Alec Hamilton, Assistant Producer, WNYC News
Alec Hamilton is an Assistant Producer in the WNYC newsroom. She produces Morning Edition and starts her work day very, very early.
New York City's Matching Public Funds Program
(Alana Casanova-Burgess/WNYC)
The election that will determine the next mayor of New York City may not be for two years still, but the fundraising has already begun. As the races heat up, one huge player in New York City election financing will be the public matching funds program. But what is that program exactly?
It's A Free Country breaks down the massive undertaking that is the New York City Campaign Finance Board's public matching funds program.

The matching funds program aims to limit the influence of corporate money in elections by amplifying the effect of individual small donations. For candidates who agree to abide by spending limits, the Campaign Finance Board matches every dollar, up to $175, with six dollars more. So a donation of twenty dollars becomes $140 to the campaign, a donation of $100 becomes $700, and so on.
Candidates running for election in city elections are eligible, as long as they qualify and agree to the spending limits. Almost everyone who runs for office participates. Of the winners of the 2009 City Council race, only one person abstained from the program. Not all the winners used the funds—some found that it was more lucrative for them to forego the matching funds and be free of the spending limits, but many did.
There are a number of provisions in place to try to prevent candidates from abusing the system. For starters, candidates can use the public funds they receive to pay their campaign staff, and campaign staff can donate to that candidates campaign, but there are strict guidelines on whether that donation would receive matching funds. For another example, City Councilmembers have been criticized in the past for directing discretionary funding to non-profits, whose directors and board then donated back to that candidate's campaign in the next election. Now a law prohibits matching funds from vendors doing business with the city.
The New York Daily News published an article this week disclosing that 2013 mayoral hopeful Christine Quinn had directed money to non-profits whose top executives then donated to her campaign. The article speculated that with matching funds, those contributions could potentially be worth over $242,000. However, her campaign represents the exception, as Quinn began fundraising for a mayoral bid as far back as 2006—a year before the Doing Business rules were passed.
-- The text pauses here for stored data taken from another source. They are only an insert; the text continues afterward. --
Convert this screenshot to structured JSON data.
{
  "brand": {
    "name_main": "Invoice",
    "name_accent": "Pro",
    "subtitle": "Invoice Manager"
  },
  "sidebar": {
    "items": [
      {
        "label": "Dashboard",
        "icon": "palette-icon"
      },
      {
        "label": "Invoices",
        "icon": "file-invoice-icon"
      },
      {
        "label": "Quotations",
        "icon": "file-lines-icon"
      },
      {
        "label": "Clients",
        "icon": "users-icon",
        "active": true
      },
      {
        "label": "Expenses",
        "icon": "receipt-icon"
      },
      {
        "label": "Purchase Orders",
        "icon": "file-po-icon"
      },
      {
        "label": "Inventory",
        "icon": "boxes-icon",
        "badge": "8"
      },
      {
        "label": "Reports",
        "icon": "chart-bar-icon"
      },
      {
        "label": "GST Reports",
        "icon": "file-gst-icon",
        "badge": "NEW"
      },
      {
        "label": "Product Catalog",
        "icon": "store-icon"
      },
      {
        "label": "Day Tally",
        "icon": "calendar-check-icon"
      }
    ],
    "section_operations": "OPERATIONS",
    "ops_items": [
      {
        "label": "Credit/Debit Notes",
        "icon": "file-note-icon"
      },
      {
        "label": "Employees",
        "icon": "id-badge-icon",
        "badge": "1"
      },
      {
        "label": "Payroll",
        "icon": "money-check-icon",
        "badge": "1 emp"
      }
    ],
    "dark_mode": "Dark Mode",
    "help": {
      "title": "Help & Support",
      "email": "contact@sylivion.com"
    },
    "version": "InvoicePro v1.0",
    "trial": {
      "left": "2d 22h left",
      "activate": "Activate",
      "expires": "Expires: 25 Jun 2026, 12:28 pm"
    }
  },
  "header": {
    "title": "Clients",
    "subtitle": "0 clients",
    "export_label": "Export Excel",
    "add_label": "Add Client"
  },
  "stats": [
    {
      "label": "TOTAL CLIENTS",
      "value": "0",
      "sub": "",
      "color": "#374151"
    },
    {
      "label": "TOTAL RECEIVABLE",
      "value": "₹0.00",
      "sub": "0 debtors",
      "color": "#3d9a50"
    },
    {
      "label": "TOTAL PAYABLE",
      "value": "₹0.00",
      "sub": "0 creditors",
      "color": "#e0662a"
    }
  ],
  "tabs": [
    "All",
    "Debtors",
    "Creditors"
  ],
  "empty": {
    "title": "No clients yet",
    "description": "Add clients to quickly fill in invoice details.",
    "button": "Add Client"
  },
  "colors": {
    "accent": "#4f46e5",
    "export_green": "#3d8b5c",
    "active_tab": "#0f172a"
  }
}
Quinn, who dropped her mayoral bid after term limits were extended, actually was a supporter of the Doing Business legislation, which specifies that people doing business with the city, or top executives, senior managers, or anyone with a ten percent or greater stake in an entity doing business with the city, must register on the Doing Business Database and is not eligible for public matching funds. However, because Quinn rolled the unused funds from that earlier dropped bid into her current fundraising, and those contributions were from before the rule was passed, it is possible that she may have contributions that were matched that now would be considered ineligible.
A potential weakness of the current Doing Business law is that it only applies to those people in the database at the time of the contribution, and the database is in constant flux, as contracts and grants are won and lost. A more thorough approach might be to keep a database of all doing business with the city in a ten-year period.
There is strong evidence that it does work. In the 2009 New York City elections organizational money made up less than ten percent of total campaign funding. For perspective, two-thirds of the money in New York State elections came from organizations. (Graph courtesy of the NYC Campaign Finance Board).